INTERPRETACIÓN DE LOS DOCUMENTOS PÚBLICOS
Ahora bien, le resulta imperioso a esta Sala traer a colación los criterios de todas las Salas que integran este Tribunal Supremo de Justicia, que se han mantenido de manera pacífica y reiterada en cuanto a la interpretación del documento expedido por una autoridad o funcionario público, el cual no goza de competencias de carácter negocial que permitan dar fe pública, pero que revisten de un grado de presunción que admite prueba en contrario.

En este sentido, los instrumentos públicos pueden escindirse en dos tipos a saber: instrumentos públicos propiamente dicho, los cuales son de carácter negocial y emanan de una autoridad o funcionario que está facultado por la ley de otorgar fe pública, al dar fe de los suscribientes del acto negocial y el contenido de este; a lo cual, dichos instrumentos la ley le otorga una tarifa probatoria que —al margen de los nuevos conceptos de valoración y apreciación probatoria— no admite prueba en contrario, es decir, solo a través de la tacha instrumental de documento público pueden desvirtuarse tales acto públicos.
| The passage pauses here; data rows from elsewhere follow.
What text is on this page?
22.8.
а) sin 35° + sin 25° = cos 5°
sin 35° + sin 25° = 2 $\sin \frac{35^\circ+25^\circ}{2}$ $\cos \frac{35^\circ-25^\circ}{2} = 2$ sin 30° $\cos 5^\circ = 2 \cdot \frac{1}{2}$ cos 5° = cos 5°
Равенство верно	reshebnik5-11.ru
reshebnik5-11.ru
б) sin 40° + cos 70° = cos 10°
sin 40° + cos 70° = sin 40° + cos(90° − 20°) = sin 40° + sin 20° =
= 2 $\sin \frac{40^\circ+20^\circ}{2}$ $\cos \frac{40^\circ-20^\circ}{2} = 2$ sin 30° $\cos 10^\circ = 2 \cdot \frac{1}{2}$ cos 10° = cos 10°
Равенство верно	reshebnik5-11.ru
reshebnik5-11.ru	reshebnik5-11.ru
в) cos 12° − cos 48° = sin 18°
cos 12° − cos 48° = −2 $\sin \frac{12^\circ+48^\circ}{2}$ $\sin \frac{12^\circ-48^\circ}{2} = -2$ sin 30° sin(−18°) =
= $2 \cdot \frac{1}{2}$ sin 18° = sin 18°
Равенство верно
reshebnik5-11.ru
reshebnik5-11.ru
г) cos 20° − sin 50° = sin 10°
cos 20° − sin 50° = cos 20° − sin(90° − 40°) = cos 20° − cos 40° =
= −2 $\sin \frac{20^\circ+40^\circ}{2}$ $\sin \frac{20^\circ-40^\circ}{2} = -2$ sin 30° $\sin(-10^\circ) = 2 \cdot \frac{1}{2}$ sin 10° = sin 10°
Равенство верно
Por otra parte, se tienen los instrumentos públicos administrativos, los cuales si bien emanan de una autoridad o funcionario público, no pueden ni están facultados estos para dar fe pública del acto que participan o que son dictados por ellos; y en este sentido, gozan de una presunción iuris tamtum, la cual admite prueba en contrario.

Así pues, esta Sala desde vieja data ha establecido y forjado los principios probatorios que rigen la materia de los instrumentos públicos administrativos, previendo que el “(…) concepto de documento público administrativo ha sido tratado ampliamente por la jurisprudencia de la Corte Primera de lo Contencioso Administrativo y de la Sala Político Administrativo, y se fundamenta en que los actos escritos emanados de la Administración Pública gozan de una presunción de veracidad y legitimidad, lo que es característico de la autenticidad; formalmente para que un acto sea auténtico se requiere que esté firmado por el funcionario competente para otorgarlo, y que lleve el sello de la oficina que dirige.